The Cyber Security Talent Shortage: Part I – The Law of Supply and Demand
Updated: Sep 12
The law of supply and demand is a fundamental economic principle that impacts all businesses. Simply put, the more an item is in demand, the greater the price that a seller can charge for that product. The more difficult it is to source the product, the more valuable manufacturers who can produce the product become. As supply becomes more constrained and demand increases, the price of that product will continue to escalate and manufacturers of the product will have increasing leverage and pricing power, leaving those in need with a difficult decision. They must either agree to pay the market price or accept the consequences of going without that product, absorbing the business impact of their decision.
Since the onset of the pandemic, the law of supply and demand has impacted our daily lives in many ways:
The shortage of toilet paper
Not being able to find hand sanitizer
The availability of ventilators and oxygen devices
The scarcity of hospital beds
The ability to get a vaccine or a booster shot
These items had a direct impact on our personal lives, some of these with greater consequences than others. However, depending on your financial means and your ability to gain access, acquiring these items was easier for some than others. For some, it meant a certain level of comfort, for others it was the difference between living and dying.
Supply and Demand in Cyber Security
While Cyber Security does not have life or death consequences like healthcare, a company’s ability to protect itself and conduct its business securely and responsibly can be the difference in its ability to meet its business objectives and long-term sustainability.
The best way that a company can ensure that they are protected against threats and adversaries is to build a competent and effective cyber security program under the leadership of a capable Chief Information Security Officer. Hiring and retaining a qualified security team, with technical capabilities and relevant business acumen, is the most significant contributing factor in a successful security program that will both enable and protect the business.
While there is an infinite number of security products and services that are easy to acquire, the talented security professionals needed to operate and manage them are not nearly as easy to come by. There are about 1 million “Cyber Security Professionals” currently working in the United States and about 500,000 cyber security job openings, right now, in the United States. That means for every cyber security professional who is currently employed, there are two (2) open positions currently available in the market.
While these statistics alone are daunting, this is not necessarily “new news” and some of these headline-grabbing numbers can be misleading and manipulated to prove a point and gain attention.
Telling the Whole Story
What you don’t know is that the shortage in pure numbers does not tell the whole story. All cyber security jobs are not created equal and the shortage of people in the market as a data point alone is misleading.
The real shortage of cyber security talent is in quality and experienced cyber security professionals.

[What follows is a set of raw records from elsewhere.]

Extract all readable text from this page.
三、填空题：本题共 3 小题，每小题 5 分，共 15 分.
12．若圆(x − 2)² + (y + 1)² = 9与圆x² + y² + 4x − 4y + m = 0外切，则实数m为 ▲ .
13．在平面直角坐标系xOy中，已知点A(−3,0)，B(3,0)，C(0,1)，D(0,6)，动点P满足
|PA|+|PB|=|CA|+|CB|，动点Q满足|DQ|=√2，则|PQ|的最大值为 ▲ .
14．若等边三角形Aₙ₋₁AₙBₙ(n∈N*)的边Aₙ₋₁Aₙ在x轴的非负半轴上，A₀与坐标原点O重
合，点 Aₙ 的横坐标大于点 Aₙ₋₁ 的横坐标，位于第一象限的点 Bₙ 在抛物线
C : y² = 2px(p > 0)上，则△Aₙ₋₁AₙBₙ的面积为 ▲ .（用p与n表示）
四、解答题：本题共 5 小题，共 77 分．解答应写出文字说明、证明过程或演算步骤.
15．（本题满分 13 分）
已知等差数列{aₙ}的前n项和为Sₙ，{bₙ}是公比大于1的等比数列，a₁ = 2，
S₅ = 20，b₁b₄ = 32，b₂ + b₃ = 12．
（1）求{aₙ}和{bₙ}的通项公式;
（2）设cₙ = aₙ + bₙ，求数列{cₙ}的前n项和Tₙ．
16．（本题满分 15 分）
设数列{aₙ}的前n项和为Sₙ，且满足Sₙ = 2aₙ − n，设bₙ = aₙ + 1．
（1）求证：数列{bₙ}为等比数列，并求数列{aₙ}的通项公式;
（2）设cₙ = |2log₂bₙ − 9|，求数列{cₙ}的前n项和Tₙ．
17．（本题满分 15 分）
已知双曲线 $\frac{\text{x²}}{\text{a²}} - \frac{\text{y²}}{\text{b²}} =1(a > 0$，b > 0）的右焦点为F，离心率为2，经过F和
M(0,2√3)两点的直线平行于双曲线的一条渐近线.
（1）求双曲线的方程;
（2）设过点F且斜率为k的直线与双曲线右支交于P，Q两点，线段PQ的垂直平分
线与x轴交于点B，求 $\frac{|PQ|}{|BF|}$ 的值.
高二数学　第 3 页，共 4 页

These are the professionals who really can impact an organization. These are people who have technical foundations, are adaptive learners, and have kept themselves technically current. These are professionals who have made continual investments in their careers. These are people who have the ability to communicate and garner respect with technology and business leaders. These are people who have practical skills and domain expertise that can easily dissect problems and architect and implement solutions that make a difference in how securely and seamlessly business is conducted.
These are people who Google, Netflix, Amazon, Facebook, Microsoft, and Apple all want to hire. These are the people who the large global banks, payment companies, crypto exchanges, and hedge funds want to hire. These are the people that all of the “hot new start-ups” want to hire.
These are the people who the aforementioned companies can afford to pay, as they understand how valuable they are to their business. These are the people who are in the shortest supply and who are in the greatest demand.
For every one of these capable and qualified security professionals, there are 50-100 open positions.
The Talent Gap
This is the law of supply and demand in its truest form. What makes things more difficult is that the market is creating opportunities and needs for cyber security talent much more quickly than our universities can create Computer Scientists and Technologists. So, the problem is not going to dissipate for quite some time, in fact, it will likely get worse before it gets better.
While companies are attempting to figure out how to compete with these global giants in their core businesses, they also need to figure out how to compete with these companies for cyber security talent. And if they are lucky enough to hire some strong capable cyber security talent, how do you retain them and keep them on “your team” and prevent them from seeking greener pastures.
Yes, this problem is daunting, but it’s real. You can no longer plead ignorance. The board of directors, investors, and customers are all going to want to know how you are addressing cyber security, and you need to have a strategy.
The most important part of that strategy is the people. How do you attract them? How can you compete? What can you offer that goes beyond money? In a situation when Cyber Security professionals have a choice in employers – why will they choose your company?
These are questions that you need to be able to answer.